Cass. Soc., QPC 15 novembre 2023 n°23-14.806 FS-B

Les articles L. 3141-3 et L. 3141-5, 5° du Code du travail sont contraires au droit européen dans la mesure où ils empêchent toute acquisition de congés payés durant les périodes d’arrêt de travail pour maladie non professionnelle et limitent cette acquisition aux arrêts pour accident du travail ou maladie professionnelle ne dépassant pas un an.

Par plusieurs arrêts du 13 septembre 2023, la Cour de cassation a procédé à une mise en conformité du droit français avec le droit européen en matière d’acquisition des congés payés durant les périodes de maladie.
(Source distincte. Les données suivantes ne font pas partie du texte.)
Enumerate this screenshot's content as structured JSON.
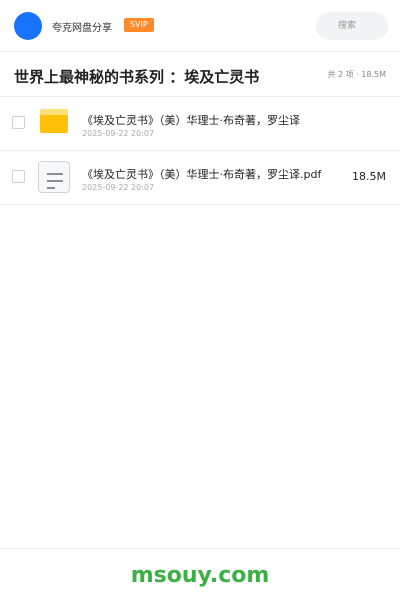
{
  "header": {
    "app_name": "夸克网盘分享",
    "badge": "SVIP",
    "search_placeholder": "搜索"
  },
  "folder": {
    "title": "世界上最神秘的书系列 ：埃及亡灵书",
    "summary": "共 2 项 · 18.5M"
  },
  "files": [
    {
      "name": "《埃及亡灵书》（美）华理士·布奇著，罗尘译",
      "date": "2025-09-22 20:07",
      "size": "",
      "icon": "folder-icon"
    },
    {
      "name": "《埃及亡灵书》（美）华理士·布奇著，罗尘译.pdf",
      "date": "2025-09-22 20:07",
      "size": "18.5M",
      "icon": "document-icon"
    }
  ],
  "footer": {
    "watermark": "msouy.com"
  },
  "colors": {
    "accent_blue": "#1a73ff",
    "svip_orange": "#ff8a2b",
    "folder_yellow": "#ffc107",
    "watermark_green": "#3cb043"
  }
}
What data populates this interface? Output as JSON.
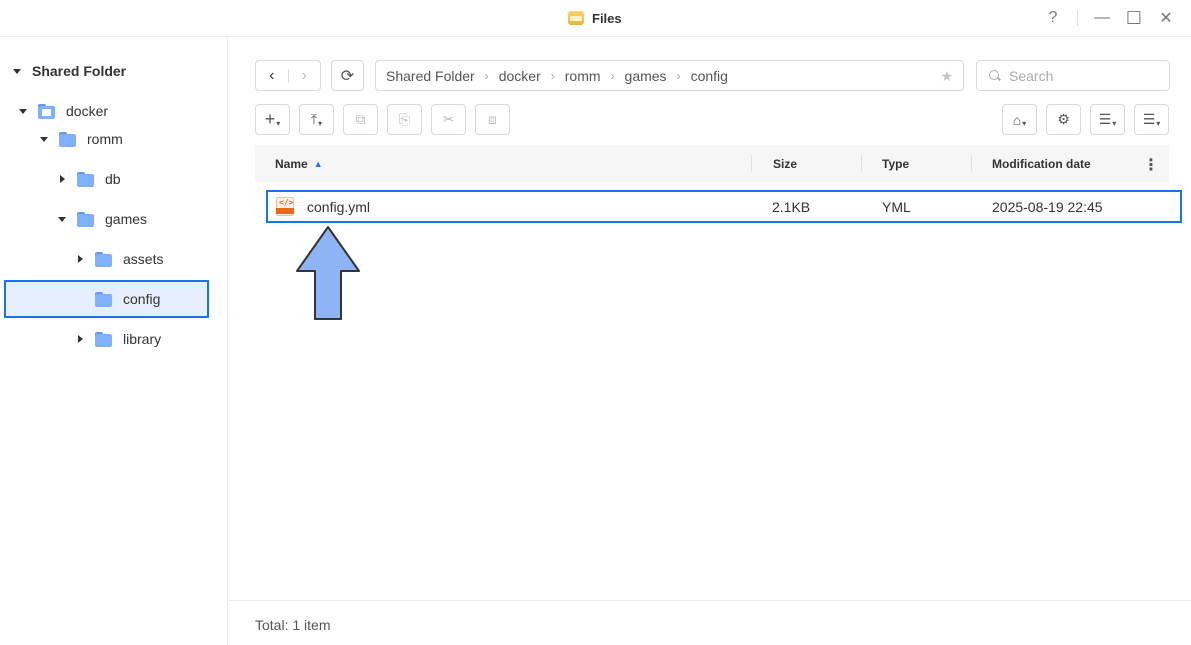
{
  "window": {
    "title": "Files",
    "help_icon": "?",
    "minimize_icon": "—",
    "maximize_icon": "☐",
    "close_icon": "✕"
  },
  "sidebar": {
    "root": "Shared Folder",
    "items": [
      {
        "label": "docker",
        "icon": "shared-folder-icon",
        "expanded": true
      },
      {
        "label": "romm",
        "icon": "folder-icon",
        "expanded": true
      },
      {
        "label": "db",
        "icon": "folder-icon",
        "expanded": false
      },
      {
        "label": "games",
        "icon": "folder-icon",
        "expanded": true
      },
      {
        "label": "assets",
        "icon": "folder-icon",
        "expanded": false
      },
      {
        "label": "config",
        "icon": "folder-icon",
        "selected": true
      },
      {
        "label": "library",
        "icon": "folder-icon",
        "expanded": false
      }
    ]
  },
  "toolbar": {
    "back_icon": "‹",
    "forward_icon": "›",
    "refresh_icon": "⟳",
    "breadcrumb": [
      "Shared Folder",
      "docker",
      "romm",
      "games",
      "config"
    ],
    "favorite_icon": "★",
    "search_placeholder": "Search",
    "create_icon": "+",
    "upload_icon": "⤒",
    "copy_icon": "⧉",
    "paste_icon": "⎘",
    "cut_icon": "✂",
    "duplicate_icon": "⧈",
    "action_icon": "⌂",
    "settings_icon": "⚙",
    "view_icon": "☰",
    "sort_icon": "☰"
  },
  "table": {
    "columns": [
      "Name",
      "Size",
      "Type",
      "Modification date"
    ],
    "sort_indicator": "▲",
    "rows": [
      {
        "name": "config.yml",
        "size": "2.1KB",
        "type": "YML",
        "modified": "2025-08-19 22:45"
      }
    ]
  },
  "annotation": {
    "color": "#8fb4f5",
    "stroke": "#333333"
  },
  "footer": {
    "total": "Total: 1 item"
  },
  "colors": {
    "accent": "#1a73e8",
    "folder": "#7fb0fb",
    "yml": "#e8691d"
  }
}
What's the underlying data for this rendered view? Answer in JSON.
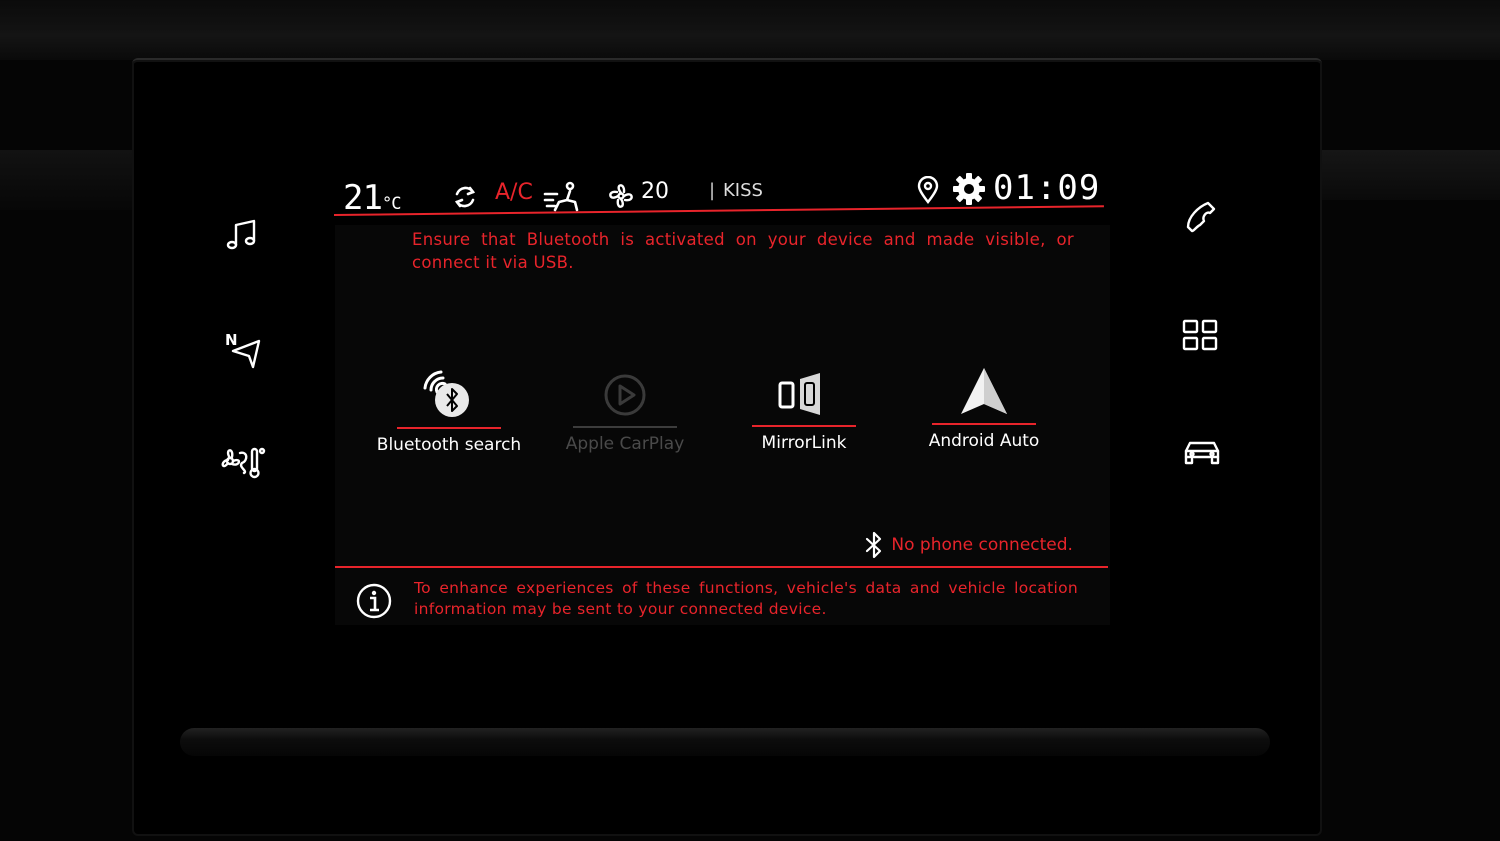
{
  "status_bar": {
    "temperature": "21",
    "temperature_unit": "°C",
    "ac_label": "A/C",
    "fan_speed": "20",
    "separator": "|",
    "radio_station": "KISS",
    "clock": "01:09",
    "icons": [
      "recirculation-icon",
      "seat-airflow-icon",
      "fan-icon",
      "location-pin-icon",
      "settings-gear-icon"
    ]
  },
  "left_nav": {
    "items": [
      {
        "name": "music",
        "icon": "music-note-icon"
      },
      {
        "name": "navigation",
        "icon": "navigation-arrow-icon",
        "badge": "N"
      },
      {
        "name": "climate",
        "icon": "climate-fan-icon"
      }
    ]
  },
  "right_nav": {
    "items": [
      {
        "name": "phone",
        "icon": "phone-handset-icon"
      },
      {
        "name": "apps",
        "icon": "apps-grid-icon"
      },
      {
        "name": "vehicle",
        "icon": "car-icon"
      }
    ]
  },
  "main": {
    "instruction": "Ensure that Bluetooth is activated on your device and made visible, or connect it via USB.",
    "options": [
      {
        "label": "Bluetooth search",
        "icon": "bluetooth-search-icon",
        "enabled": true
      },
      {
        "label": "Apple CarPlay",
        "icon": "play-circle-icon",
        "enabled": false
      },
      {
        "label": "MirrorLink",
        "icon": "mirrorlink-icon",
        "enabled": true
      },
      {
        "label": "Android Auto",
        "icon": "android-auto-icon",
        "enabled": true
      }
    ],
    "connection_status": "No phone connected.",
    "info_text": "To enhance experiences of these functions, vehicle's data and vehicle location information may be sent to your connected device."
  },
  "colors": {
    "accent": "#e8242b",
    "text": "#ffffff",
    "disabled": "#4a4a4a",
    "background": "#000000"
  }
}
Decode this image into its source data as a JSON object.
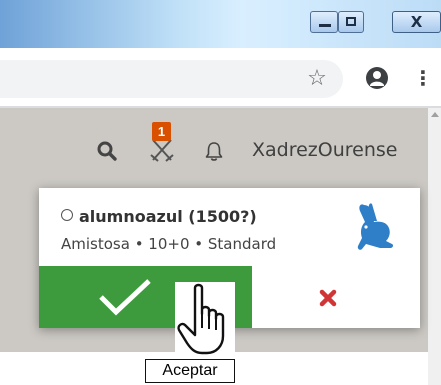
{
  "window": {
    "buttons": [
      {
        "name": "minimize-button",
        "icon": "minimize-icon"
      },
      {
        "name": "maximize-button",
        "icon": "maximize-icon"
      },
      {
        "name": "close-button",
        "icon": "close-icon",
        "label": "X"
      }
    ]
  },
  "browser": {
    "icons": [
      "star-icon",
      "account-icon",
      "more-vert-icon"
    ],
    "more_label": "⋮"
  },
  "site_nav": {
    "icons": [
      "search-icon",
      "crossed-swords-icon",
      "bell-icon"
    ],
    "challenge_count": "1",
    "username": "XadrezOurense"
  },
  "challenge": {
    "opponent": "alumnoazul (1500?)",
    "details": "Amistosa • 10+0 • Standard",
    "variant_icon": "rabbit-icon",
    "accept_icon": "checkmark-icon",
    "decline_icon": "cross-icon"
  },
  "tooltip": {
    "text": "Aceptar"
  },
  "colors": {
    "accept": "#3d9a3d",
    "decline": "#d13636",
    "badge": "#d85000",
    "rabbit": "#2f7fc8"
  }
}
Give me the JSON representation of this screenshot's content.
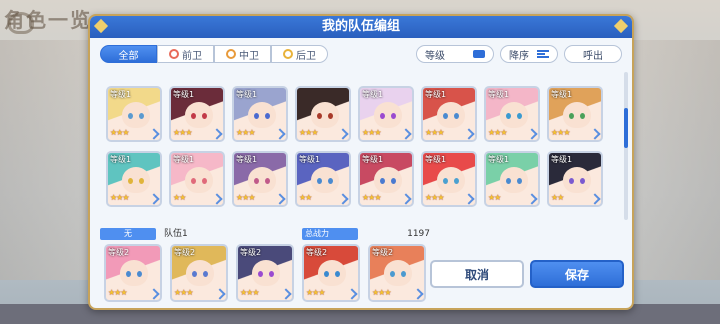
{
  "background": {
    "title": "角色一览"
  },
  "dialog": {
    "title": "我的队伍编组",
    "filters": [
      {
        "label": "全部",
        "active": true
      },
      {
        "label": "前卫",
        "active": false
      },
      {
        "label": "中卫",
        "active": false
      },
      {
        "label": "后卫",
        "active": false
      }
    ],
    "sort_label": "等级",
    "order_label": "降序",
    "call_label": "呼出"
  },
  "roster": {
    "rows": [
      [
        {
          "level": "等级1",
          "stars": "★★★",
          "hair": "#f2d98a",
          "eye": "#5a9ad0"
        },
        {
          "level": "等级1",
          "stars": "★★★",
          "hair": "#6b2c3a",
          "eye": "#c23a48"
        },
        {
          "level": "等级1",
          "stars": "★★★",
          "hair": "#9aa4cf",
          "eye": "#4a6ad0"
        },
        {
          "level": "",
          "stars": "★★★",
          "hair": "#3a2a28",
          "eye": "#a83a2a"
        },
        {
          "level": "等级1",
          "stars": "★★★",
          "hair": "#e9d2ee",
          "eye": "#9a4ad0"
        },
        {
          "level": "等级1",
          "stars": "★★★",
          "hair": "#d8534a",
          "eye": "#4a8ad0"
        },
        {
          "level": "等级1",
          "stars": "★★★",
          "hair": "#f4b6c8",
          "eye": "#3a9ad0"
        },
        {
          "level": "等级1",
          "stars": "★★★",
          "hair": "#e0a25a",
          "eye": "#4aa05a"
        }
      ],
      [
        {
          "level": "等级1",
          "stars": "★★★",
          "hair": "#5fc4c0",
          "eye": "#e0b43a"
        },
        {
          "level": "等级1",
          "stars": "★★",
          "hair": "#f6b8c8",
          "eye": "#e06a7a"
        },
        {
          "level": "等级1",
          "stars": "★★★",
          "hair": "#8a6aa8",
          "eye": "#c05a8a"
        },
        {
          "level": "等级1",
          "stars": "★★",
          "hair": "#5a64c0",
          "eye": "#4a8ad0"
        },
        {
          "level": "等级1",
          "stars": "★★★",
          "hair": "#c84a62",
          "eye": "#4a7ad0"
        },
        {
          "level": "等级1",
          "stars": "★★★",
          "hair": "#e84a4a",
          "eye": "#4aa0d0"
        },
        {
          "level": "等级1",
          "stars": "★★",
          "hair": "#7ad0a8",
          "eye": "#4a8ad0"
        },
        {
          "level": "等级1",
          "stars": "★★",
          "hair": "#2a2a3a",
          "eye": "#7a5ad0"
        }
      ]
    ]
  },
  "team": {
    "tag": "无",
    "name": "队伍1",
    "power_label": "总战力",
    "power_value": "1197",
    "members": [
      {
        "level": "等级2",
        "stars": "★★★",
        "hair": "#f29ab8",
        "eye": "#4a8ad0"
      },
      {
        "level": "等级2",
        "stars": "★★★",
        "hair": "#e0b85a",
        "eye": "#5a7ad0"
      },
      {
        "level": "等级2",
        "stars": "★★★",
        "hair": "#4a4a7a",
        "eye": "#9a4ad0"
      },
      {
        "level": "等级2",
        "stars": "★★★",
        "hair": "#d84a3a",
        "eye": "#3a8ad0"
      },
      {
        "level": "等级2",
        "stars": "★★★",
        "hair": "#e8805a",
        "eye": "#4a9ad0"
      }
    ]
  },
  "buttons": {
    "cancel": "取消",
    "save": "保存"
  }
}
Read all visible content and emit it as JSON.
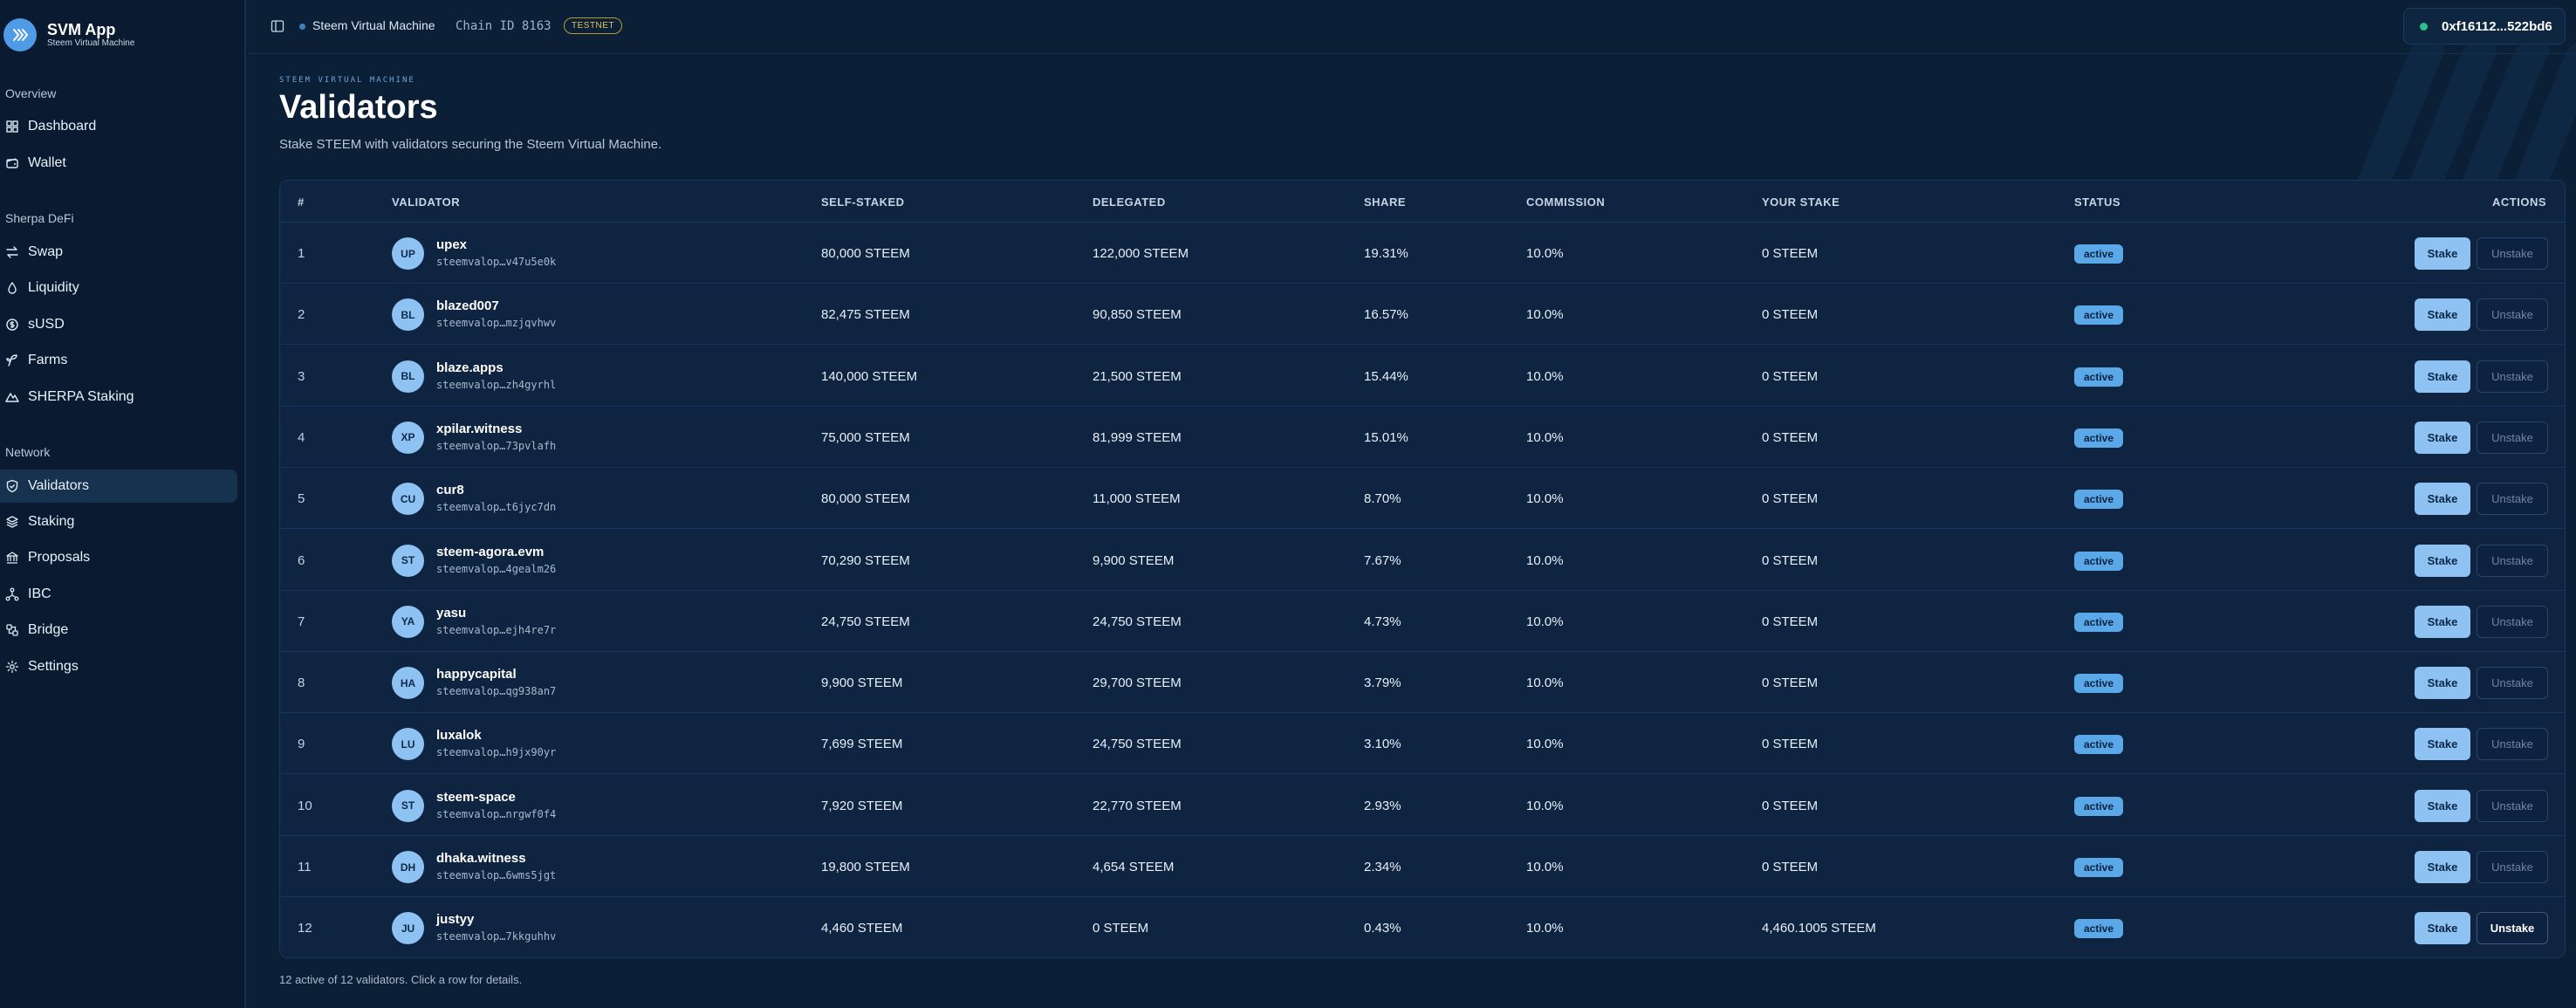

Les dispositions du Code du travail sont toutefois toujours en vigueur à ce jour en l’absence d’intervention du législateur.

Cela devrait toutefois changer dans les prochains mois, puisque le 15 novembre dernier, la Cour de cassation a décidé de transmettre au Conseil constitutionnel deux QPC visant ces deux articles.

Selon la requérante à l’origine de ces QPC, ces dispositions porteraient atteinte au droit à la santé et au repos, garanti par le Préambule de la Constitution du 27 octobre 1946, dès lors qu’elles « ont pour effet, de priver, à défaut d’accomplissement d’un travail effectif, le salarié en congé pour maladie d’origine non professionnelle de tout droit à l’acquisition de congés payés, et le salarié en congé pour une maladie d’origine professionnelle de tout droit à l’acquisition de congés payés au-delà d’une période d’un an ».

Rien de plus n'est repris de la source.